SIX

135 18 14
                                    

Aku tak pernah paham cara membinasakan luka, mencoba memahami keganjilan ilmu pengetahuan dari sisi doa-doa.

-Unknown

****

THE BOY

Thank you. That's it? Aku mengerti Naya masih marah kepadaku. Tapi sebesar itukah rasa bencinya? Aku sudah menumpahkan isi hatiku dan dia hanya bilang seperti itu?

God. My life is over.

Entah sejak kapan aku berbaring di tempat tidur sambil meringkuk seperti bayi di dalam janin. Bedanya, aku sedikit menangis. Tidak banyak, mungkin hanya beberapa tetes yang jatuh. Tapi penantiannya selama 12 tahun jauh lebih banyak dari pada tangisanku. Dan itu semua telah hancur. Hancur beserta harapan-harapannya. Entah sejak kapan aku menjadi banci seperti ini. Tapi demi tuhan jika bukan Naya yang mengucapkan kaliamat sialan seperti kemarin akan kucekik perempuan itu.
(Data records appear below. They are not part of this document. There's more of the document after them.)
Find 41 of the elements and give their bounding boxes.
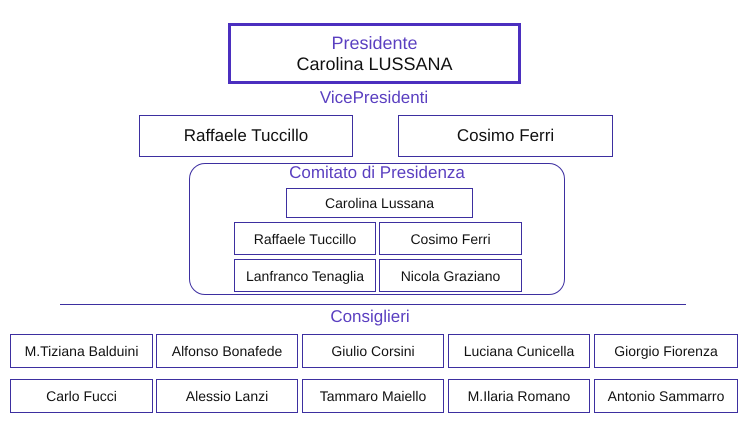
person-name: M.Ilaria Romano: [468, 388, 570, 404]
name-box: [234, 222, 376, 255]
name-box: [156, 379, 298, 413]
name-box: [302, 334, 444, 368]
title-box: [228, 23, 521, 84]
group-panel: [189, 163, 565, 295]
name-box: [139, 115, 353, 157]
person-name: Antonio Sammarro: [608, 388, 724, 404]
name-box: [156, 334, 298, 368]
heading: Presidente: [331, 32, 418, 54]
person-name: Nicola Graziano: [400, 268, 500, 284]
person-name: Alessio Lanzi: [186, 388, 268, 404]
person-name: Carolina Lussana: [325, 195, 434, 211]
person-name: Carolina LUSSANA: [296, 54, 453, 74]
name-box: [398, 115, 613, 157]
person-name: Giulio Corsini: [331, 343, 415, 359]
person-name: Cosimo Ferri: [456, 126, 554, 146]
name-box: [10, 334, 153, 368]
name-box: [10, 379, 153, 413]
section-heading: Consiglieri: [330, 307, 410, 327]
person-name: Cosimo Ferri: [410, 230, 491, 246]
heading: Comitato di Presidenza: [289, 163, 465, 183]
person-name: Lanfranco Tenaglia: [246, 268, 364, 284]
person-name: Raffaele Tuccillo: [184, 126, 308, 146]
name-box: [594, 379, 738, 413]
person-name: Tammaro Maiello: [320, 388, 426, 404]
person-name: M.Tiziana Balduini: [24, 343, 138, 359]
person-name: Raffaele Tuccillo: [254, 230, 356, 246]
name-box: [448, 334, 590, 368]
name-box: [594, 334, 738, 368]
section-heading: VicePresidenti: [320, 88, 428, 108]
name-box: [302, 379, 444, 413]
name-box: [379, 259, 522, 292]
person-name: Alfonso Bonafede: [172, 343, 282, 359]
name-box: [379, 222, 522, 255]
name-box: [448, 379, 590, 413]
name-box: [234, 259, 376, 292]
person-name: Luciana Cunicella: [464, 343, 574, 359]
name-box: [286, 188, 473, 218]
person-name: Giorgio Fiorenza: [614, 343, 718, 359]
person-name: Carlo Fucci: [46, 388, 117, 404]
Aku rela menunggu 12 tahun demi seorang gadis yang menolaknya hanya dengan kata "thank you".

Seburuk ini kah hidupku?

Harusnya aku sudah bisa menikah seperti adikku. Tapi aku rela menunggu.

Dan bodohnya. Sejak awal aku tau Naya akan berbuat seperti ini padaku.

Thought shit, woman.

Pikiranku terpecah oleh dering telpon di ponselku.

Ari.

Please, i'm not in the mood.

Deringan itu berakhir. Namun sedetik kemudian berdering lagi dengan nama panggilan yang sama. Ada apa? Pentingkah? Fikirku setengah penasaran. Lalu aku bangkit untuk duduk dan mengelap sisa-sisa tangis yang sangat membuatku terlihat seperti semi laki-laki seperti ini..

"Ga, gue ke apartemen lo nanti sore" suara di seberang sana.

"Iya" jawabku dengan suara benar-benar seperti orang sehabis menangis. Sungguh kebodohan fatal.

"Ga, lo... lo nangis?"

Aku diam. Lalu memberanikan diri menjawab.

"Gue sebenernya udah nemuin dia. Tapi udah gaada harapan sekarang."

"Dia?" tanya Ari.

"Naya, ri"

"Holy shit, i'm coming now."

Ya, adikku memang tau tentang Naya. Tetapi dia tidak tau bahwa Naya sedang di Jakarta dan baru saja menolak cinta kakaknya yang ditanam selama 12 tahun.

....**....

Setelah sekitar 40 menitan, Ari baru tiba di apartemenku dan aku mendengar langkah terburu-buru ke arah kamarku. Saat Ari menemukan kakaknya yang seperti banci ini tengah duduk di kasur.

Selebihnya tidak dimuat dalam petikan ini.